Vida Esportiva
Carlos Alberto é expulso de condomínio após 52 episódios de festas e confusão; multa chega a R$ 100 mil
Sentença aponta perturbação recorrente e diz que penalidades não surtiram efeito
A Justiça determinou a expulsão do ex-jogador Carlos Alberto de um condomínio na Barra da Tijuca , no Rio de Janeiro, após constatar um histórico "reiterado e incompatível" com a convivência coletiva. Entre as condutas apontadas são festas até de madrugada, perturbação do sossego, danos a áreas comuns e até registro de agressão.
De acordo com a sentença, à qual O GLOBO teve acesso, foram registradas pelo menos 52 ocorrências entre junho de 2019 e março de 2023 envolvendo o comportamento do ex-atleta no imóvel, pertencente a uma empresa da qual ele é sócio.
Os relatos de moradores e documentos do processo apontam para festas frequentes, com música alta durante a madrugada, gritaria e uso de instrumentos de percussão. Em um dos episódios, uma comemoração teria atravessado toda a noite e avançada até a manhã seguinte, impedindo vizinhos de dormir.
Testemunhas também narraram situações de risco e mau uso das áreas comuns. Em um dos depoimentos, um prato foi arremessado da varanda do apartamento, caindo em uma área de circulação do condomínio. Em outros casos, os visitantes jogaram pontas de cigarro sobre carros estacionados, causando danos materiais.
A piscina do condomínio também foi palco de conflitos, com registros de discussões sobre uso de som em volume elevado, consumo de bebidas em garrafas de vidro — proibidos no local — e desentendimentos com outros moradores e membros da administração.
Um dos episódios mais graves relatados na decisão envolveu um registro policial: Carlos Alberto teria agredido uma pessoa após um comentário feito durante um jogo beneficente realizado nas dependências do condomínio.

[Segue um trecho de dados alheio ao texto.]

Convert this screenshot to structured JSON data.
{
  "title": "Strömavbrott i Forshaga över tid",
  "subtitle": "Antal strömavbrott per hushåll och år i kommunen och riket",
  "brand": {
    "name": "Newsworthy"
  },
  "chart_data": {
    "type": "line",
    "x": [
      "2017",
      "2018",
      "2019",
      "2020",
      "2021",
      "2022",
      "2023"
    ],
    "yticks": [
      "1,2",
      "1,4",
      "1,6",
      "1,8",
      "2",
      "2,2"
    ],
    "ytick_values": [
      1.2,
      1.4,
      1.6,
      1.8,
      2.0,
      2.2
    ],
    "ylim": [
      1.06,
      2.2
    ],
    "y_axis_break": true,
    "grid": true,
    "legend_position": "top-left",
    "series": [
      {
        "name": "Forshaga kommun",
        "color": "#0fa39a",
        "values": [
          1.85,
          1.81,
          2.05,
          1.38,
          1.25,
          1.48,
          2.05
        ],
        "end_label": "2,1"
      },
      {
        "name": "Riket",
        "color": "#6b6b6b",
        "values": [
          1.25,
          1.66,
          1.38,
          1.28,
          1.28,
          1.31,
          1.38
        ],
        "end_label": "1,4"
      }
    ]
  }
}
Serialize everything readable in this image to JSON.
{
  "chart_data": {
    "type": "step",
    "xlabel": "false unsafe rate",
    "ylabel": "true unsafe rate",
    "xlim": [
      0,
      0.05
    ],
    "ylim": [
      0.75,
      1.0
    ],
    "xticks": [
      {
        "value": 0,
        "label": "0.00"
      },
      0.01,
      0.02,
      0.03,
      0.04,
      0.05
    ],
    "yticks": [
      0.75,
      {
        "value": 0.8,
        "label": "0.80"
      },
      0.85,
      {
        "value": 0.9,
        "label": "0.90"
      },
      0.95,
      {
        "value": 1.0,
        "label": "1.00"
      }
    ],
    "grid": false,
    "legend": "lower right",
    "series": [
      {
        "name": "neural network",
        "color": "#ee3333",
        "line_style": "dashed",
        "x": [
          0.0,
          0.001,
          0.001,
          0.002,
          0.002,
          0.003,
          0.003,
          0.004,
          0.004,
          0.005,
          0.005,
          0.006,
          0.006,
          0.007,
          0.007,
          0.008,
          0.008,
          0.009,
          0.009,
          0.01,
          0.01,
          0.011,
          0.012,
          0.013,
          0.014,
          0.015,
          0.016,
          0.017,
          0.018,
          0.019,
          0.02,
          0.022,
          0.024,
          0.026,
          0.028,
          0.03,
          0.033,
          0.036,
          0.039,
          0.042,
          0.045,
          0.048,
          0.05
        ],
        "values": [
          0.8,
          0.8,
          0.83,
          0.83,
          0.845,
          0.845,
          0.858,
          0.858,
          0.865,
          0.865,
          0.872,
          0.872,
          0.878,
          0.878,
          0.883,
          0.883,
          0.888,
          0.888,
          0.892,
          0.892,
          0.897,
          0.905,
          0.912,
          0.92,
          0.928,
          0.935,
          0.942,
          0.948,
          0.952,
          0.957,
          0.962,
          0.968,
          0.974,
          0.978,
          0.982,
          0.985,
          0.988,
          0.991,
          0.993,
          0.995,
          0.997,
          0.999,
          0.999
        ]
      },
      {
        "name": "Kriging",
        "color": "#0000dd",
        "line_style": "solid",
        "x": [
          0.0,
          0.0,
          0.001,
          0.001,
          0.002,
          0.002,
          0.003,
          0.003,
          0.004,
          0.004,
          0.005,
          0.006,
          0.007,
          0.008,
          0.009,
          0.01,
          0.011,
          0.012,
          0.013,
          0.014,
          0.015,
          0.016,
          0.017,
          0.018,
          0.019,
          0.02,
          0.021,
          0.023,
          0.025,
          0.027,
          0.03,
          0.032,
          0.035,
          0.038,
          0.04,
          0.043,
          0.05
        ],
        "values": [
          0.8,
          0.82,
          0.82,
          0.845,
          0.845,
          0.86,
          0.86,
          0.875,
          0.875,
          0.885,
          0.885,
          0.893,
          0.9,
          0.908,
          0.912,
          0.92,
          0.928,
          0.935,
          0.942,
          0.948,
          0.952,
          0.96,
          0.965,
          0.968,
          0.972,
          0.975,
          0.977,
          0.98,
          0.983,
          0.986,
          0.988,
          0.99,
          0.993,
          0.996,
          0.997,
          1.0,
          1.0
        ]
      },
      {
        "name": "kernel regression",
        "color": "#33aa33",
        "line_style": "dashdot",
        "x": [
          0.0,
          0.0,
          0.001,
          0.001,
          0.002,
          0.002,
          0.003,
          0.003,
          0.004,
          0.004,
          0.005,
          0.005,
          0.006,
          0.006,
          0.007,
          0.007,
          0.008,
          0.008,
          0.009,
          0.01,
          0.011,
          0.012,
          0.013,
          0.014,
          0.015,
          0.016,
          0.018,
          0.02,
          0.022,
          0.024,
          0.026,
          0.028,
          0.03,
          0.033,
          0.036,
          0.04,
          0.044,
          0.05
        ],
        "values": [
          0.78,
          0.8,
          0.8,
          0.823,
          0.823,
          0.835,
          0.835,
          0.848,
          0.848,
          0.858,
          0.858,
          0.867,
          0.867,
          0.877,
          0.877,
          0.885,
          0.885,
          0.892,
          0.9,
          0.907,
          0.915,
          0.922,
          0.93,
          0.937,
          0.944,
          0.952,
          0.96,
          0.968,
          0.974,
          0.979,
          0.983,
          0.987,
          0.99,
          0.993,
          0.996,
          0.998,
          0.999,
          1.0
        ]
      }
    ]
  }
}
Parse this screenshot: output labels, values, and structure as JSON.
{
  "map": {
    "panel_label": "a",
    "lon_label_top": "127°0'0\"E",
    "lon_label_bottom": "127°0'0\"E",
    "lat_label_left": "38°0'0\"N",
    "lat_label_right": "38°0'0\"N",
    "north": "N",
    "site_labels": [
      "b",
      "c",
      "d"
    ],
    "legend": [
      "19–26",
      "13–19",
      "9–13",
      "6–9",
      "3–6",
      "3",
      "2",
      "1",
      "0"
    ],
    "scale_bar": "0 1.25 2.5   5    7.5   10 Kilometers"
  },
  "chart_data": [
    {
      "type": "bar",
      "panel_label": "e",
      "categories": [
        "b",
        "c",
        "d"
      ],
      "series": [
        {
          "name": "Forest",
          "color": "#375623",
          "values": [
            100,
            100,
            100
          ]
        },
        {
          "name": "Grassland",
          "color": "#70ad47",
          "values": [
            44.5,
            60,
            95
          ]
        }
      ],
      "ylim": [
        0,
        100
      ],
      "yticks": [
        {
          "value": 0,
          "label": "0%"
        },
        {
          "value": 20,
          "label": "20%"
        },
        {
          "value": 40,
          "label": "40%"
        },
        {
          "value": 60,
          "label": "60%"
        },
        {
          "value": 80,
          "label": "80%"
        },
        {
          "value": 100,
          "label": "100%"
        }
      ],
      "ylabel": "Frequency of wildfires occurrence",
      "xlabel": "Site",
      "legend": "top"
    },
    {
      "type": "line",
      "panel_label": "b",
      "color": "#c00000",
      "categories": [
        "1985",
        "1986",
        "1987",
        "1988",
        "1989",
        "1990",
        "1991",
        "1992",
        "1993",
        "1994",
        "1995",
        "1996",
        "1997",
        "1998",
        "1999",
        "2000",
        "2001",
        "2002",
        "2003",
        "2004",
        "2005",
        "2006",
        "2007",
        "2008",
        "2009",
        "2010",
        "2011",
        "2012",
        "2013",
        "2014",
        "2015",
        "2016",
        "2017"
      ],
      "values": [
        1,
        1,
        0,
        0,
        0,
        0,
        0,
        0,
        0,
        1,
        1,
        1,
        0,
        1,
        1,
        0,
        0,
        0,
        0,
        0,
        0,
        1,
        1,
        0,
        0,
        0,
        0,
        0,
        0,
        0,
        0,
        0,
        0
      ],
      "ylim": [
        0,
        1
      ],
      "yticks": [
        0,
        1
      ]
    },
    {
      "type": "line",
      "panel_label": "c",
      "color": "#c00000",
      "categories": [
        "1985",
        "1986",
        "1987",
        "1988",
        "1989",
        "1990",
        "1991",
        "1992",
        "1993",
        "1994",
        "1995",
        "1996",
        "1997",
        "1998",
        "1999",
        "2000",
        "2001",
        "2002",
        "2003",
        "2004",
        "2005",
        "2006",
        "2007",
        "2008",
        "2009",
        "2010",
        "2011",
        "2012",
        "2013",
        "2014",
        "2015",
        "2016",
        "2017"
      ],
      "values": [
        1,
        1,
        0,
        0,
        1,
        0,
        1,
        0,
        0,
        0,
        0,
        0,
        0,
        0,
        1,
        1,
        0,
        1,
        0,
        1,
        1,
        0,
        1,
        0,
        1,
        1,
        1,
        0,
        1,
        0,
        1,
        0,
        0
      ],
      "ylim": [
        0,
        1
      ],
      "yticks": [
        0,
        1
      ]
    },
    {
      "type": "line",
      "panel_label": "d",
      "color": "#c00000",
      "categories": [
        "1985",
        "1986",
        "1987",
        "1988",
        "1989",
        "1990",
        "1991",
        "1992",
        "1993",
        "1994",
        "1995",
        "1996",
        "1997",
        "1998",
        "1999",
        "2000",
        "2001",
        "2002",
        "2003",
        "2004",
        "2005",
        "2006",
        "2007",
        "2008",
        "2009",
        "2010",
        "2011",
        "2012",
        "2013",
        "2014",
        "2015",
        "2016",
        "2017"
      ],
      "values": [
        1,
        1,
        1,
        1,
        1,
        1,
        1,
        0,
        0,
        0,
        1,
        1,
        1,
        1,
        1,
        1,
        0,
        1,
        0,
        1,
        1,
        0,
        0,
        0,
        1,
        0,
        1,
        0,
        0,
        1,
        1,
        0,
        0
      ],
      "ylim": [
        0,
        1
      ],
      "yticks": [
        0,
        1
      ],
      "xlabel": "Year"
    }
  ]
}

Apesar das sucessivas notificações e multas — que ultrapassaram R$ 20 mil —, a Justiça entendeu que as deliberações não foram suficientes para conter o comportamento. Diante da continuidade dos episódios, uma assembleia de moradores autorizou medidas mais severas, incluindo a ação judicial que resultou na exclusão do condomínio.
Na sentença, o juiz demora que o conjunto das ocorrências — mesmo que algumas acusações mais graves, como práticas de cunho sexual em áreas comuns, não tenham sido comprovadas — já foi suficiente para caracterizar conduta antissocial.
Além da expulsão, a Justiça determinou que a multa acumulada fosse limitada ao valor de R$ 100 mil. Segundo o magistrado, os valores já ultrapassaram o razoável e não cumpriram o objetivo de coibir as condutas.
A defesa de Carlos Alberto alegou perseguição por parte do condomínio e negou as acusações mais graves, afirmando que as ocorrências se restringiam ao barulho, comum à vida em condomínio. Também solícito por danos morais, pedido que foi rejeitado pela Justiça.